Putin’s agreement to coordinate in Syria with Israeli prime minister Benjamin Netanyahu, who has been increasingly friendly towards Russia since the US-Iran nuclear deal in July, has allowed Russia to do just that. Israel assassinated prominent Hizbollah figure Samir Kuntar in an airstrike on 19 December with Russia’s consent, sending Iran a message that Russia will allow Israel to enforce its “red lines” in Syria and Lebanon.

Similarly, France’s direct coordination with Russia in Syria gives Putin some insurance against the risk that any clashes with France’s fellow NATO member Turkey might escalate into a confrontation with NATO. Two days after Turkey shot down a Russian bomber aircraft on 24 November, Israel’s defence minister Moshe Ya’alon stated that “Russia is not an enemy”, and that Israel had not and would not shoot down any Russian aircraft straying into “its” airspace over the Israeli-occupied Syrian Golan Heights.
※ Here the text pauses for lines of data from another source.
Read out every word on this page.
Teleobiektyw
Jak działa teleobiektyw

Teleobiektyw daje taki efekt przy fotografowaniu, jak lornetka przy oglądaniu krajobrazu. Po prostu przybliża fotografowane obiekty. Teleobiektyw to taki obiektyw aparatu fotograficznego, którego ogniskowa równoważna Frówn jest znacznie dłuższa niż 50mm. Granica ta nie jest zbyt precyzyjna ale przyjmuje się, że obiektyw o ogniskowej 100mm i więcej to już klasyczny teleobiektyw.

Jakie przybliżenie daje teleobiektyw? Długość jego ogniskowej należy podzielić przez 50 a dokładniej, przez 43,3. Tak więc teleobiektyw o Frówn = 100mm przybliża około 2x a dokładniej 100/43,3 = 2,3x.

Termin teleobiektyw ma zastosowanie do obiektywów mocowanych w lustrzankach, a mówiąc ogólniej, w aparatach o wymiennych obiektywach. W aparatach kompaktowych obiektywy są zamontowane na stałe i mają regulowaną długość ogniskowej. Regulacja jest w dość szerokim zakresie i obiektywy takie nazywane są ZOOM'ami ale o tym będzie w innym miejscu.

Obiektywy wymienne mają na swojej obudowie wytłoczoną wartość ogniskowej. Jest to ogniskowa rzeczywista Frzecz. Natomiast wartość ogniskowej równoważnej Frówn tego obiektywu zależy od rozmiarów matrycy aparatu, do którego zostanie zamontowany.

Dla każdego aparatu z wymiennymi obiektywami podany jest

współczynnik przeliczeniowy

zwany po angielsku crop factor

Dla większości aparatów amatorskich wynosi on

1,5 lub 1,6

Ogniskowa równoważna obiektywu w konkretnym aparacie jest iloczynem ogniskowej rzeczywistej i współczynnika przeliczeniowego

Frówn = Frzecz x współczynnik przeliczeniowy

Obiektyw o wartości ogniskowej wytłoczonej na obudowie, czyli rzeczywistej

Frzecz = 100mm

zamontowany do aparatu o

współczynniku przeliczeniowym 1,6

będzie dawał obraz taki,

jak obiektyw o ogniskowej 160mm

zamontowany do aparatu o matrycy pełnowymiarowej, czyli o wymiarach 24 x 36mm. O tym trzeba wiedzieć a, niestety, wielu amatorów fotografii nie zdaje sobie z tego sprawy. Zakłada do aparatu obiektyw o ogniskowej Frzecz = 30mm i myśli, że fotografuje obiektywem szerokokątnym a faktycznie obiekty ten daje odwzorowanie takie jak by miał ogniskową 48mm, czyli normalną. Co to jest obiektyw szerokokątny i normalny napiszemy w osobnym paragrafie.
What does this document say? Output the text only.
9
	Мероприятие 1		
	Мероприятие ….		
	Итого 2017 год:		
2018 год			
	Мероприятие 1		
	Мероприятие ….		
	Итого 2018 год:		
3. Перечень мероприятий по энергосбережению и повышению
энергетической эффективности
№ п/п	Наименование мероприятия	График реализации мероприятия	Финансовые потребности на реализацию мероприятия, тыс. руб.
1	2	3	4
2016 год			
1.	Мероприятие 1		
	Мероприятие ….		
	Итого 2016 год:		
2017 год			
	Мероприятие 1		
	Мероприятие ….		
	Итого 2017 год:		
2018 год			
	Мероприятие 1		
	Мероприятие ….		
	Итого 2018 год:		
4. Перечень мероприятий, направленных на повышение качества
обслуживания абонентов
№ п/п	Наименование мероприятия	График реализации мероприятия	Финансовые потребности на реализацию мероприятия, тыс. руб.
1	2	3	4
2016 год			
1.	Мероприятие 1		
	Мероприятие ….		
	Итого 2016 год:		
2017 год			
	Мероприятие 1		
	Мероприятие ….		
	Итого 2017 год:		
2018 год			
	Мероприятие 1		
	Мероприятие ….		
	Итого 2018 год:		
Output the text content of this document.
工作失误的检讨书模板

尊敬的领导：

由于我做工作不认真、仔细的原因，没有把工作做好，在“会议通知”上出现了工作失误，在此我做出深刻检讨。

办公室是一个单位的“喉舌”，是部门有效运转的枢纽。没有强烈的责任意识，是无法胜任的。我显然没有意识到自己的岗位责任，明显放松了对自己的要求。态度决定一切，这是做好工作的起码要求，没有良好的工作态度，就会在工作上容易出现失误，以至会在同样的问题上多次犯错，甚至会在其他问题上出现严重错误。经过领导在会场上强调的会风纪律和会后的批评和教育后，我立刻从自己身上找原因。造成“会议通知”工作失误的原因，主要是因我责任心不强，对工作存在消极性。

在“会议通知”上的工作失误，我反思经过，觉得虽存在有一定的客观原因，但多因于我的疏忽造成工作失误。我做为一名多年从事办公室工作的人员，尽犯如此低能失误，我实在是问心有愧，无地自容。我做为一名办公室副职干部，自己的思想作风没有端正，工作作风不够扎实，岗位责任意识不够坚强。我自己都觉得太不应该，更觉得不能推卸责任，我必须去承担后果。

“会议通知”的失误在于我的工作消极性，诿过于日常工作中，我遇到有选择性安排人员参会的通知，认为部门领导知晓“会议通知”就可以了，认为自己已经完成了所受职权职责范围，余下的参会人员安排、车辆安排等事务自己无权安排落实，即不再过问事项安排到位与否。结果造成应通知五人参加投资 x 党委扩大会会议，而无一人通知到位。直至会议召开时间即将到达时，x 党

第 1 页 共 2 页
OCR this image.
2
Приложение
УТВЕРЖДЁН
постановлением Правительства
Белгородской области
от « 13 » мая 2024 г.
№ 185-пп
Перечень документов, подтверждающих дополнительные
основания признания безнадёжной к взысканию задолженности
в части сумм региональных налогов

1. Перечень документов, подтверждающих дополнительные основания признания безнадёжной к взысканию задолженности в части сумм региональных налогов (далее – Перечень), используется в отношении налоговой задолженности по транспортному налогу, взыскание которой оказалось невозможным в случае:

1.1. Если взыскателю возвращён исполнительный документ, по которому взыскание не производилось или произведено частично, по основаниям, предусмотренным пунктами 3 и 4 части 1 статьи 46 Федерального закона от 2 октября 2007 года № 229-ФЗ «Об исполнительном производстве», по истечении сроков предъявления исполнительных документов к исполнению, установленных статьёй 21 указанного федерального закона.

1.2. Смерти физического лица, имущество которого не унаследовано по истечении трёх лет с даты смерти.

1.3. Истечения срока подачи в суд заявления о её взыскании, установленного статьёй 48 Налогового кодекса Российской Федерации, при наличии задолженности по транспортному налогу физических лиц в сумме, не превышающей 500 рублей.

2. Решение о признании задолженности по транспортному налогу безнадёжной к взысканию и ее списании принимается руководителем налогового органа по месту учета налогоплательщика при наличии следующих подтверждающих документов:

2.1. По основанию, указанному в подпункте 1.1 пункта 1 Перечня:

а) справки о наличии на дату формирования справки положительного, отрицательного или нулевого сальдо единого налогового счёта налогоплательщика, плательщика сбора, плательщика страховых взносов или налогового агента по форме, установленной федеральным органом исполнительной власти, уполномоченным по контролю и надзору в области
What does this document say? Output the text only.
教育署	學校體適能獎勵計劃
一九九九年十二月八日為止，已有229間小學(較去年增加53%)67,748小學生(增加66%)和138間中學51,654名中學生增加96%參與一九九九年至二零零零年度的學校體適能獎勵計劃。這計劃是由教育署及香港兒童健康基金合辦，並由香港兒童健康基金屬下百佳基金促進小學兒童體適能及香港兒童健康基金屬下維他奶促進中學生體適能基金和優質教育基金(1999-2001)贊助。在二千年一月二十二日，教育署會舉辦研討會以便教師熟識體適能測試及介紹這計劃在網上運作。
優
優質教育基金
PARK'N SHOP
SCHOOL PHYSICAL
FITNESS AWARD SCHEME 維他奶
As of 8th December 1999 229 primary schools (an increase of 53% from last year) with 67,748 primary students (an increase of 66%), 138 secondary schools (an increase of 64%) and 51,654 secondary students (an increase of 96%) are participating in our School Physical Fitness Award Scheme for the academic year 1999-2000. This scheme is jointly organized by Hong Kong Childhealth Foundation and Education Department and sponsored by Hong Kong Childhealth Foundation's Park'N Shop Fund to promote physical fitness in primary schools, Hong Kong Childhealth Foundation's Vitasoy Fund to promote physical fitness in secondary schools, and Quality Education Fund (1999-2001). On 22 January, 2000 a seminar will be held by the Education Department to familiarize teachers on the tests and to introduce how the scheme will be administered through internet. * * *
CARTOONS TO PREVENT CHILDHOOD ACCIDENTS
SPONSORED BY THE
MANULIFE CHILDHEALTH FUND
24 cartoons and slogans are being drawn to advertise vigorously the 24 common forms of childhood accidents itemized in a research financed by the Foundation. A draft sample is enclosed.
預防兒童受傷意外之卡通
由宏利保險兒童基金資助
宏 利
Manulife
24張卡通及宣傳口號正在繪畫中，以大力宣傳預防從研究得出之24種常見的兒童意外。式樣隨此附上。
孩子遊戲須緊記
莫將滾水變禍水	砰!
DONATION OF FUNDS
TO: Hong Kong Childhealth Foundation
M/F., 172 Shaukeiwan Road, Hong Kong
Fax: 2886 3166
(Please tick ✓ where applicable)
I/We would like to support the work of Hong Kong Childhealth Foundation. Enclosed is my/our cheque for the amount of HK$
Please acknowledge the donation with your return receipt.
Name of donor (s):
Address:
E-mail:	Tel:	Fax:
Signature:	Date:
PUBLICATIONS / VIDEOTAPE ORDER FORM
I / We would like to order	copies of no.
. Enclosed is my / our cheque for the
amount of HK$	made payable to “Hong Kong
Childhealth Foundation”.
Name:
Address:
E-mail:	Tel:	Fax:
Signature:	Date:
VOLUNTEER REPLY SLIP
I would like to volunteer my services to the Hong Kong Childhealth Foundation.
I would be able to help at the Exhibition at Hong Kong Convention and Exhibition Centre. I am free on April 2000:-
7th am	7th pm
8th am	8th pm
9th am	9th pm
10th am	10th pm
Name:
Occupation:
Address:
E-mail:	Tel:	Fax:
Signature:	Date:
France and Israel’s involvement alongside Russia forced David Cameron to speed up Britain’s formal entry into the war, in order not to be left out of any future division of the spoils. But it also weakens Obama’s ability to maintain an aggressive stance towards Russia over Ukraine, where Britain and the USA are backing a far-right regime that came to power in a fascist-supported coup in February 2014, provoking Russia’s annexation of the majority-Russian Crimea region and an anti-government insurgency in the Russian-speaking Donbas region in the east of the country.

Appearing to recognise this, US Secretary of State John Kerry told Putin on 15 December that Russia and the USA needed to find “common ground” on both Syria and Ukraine.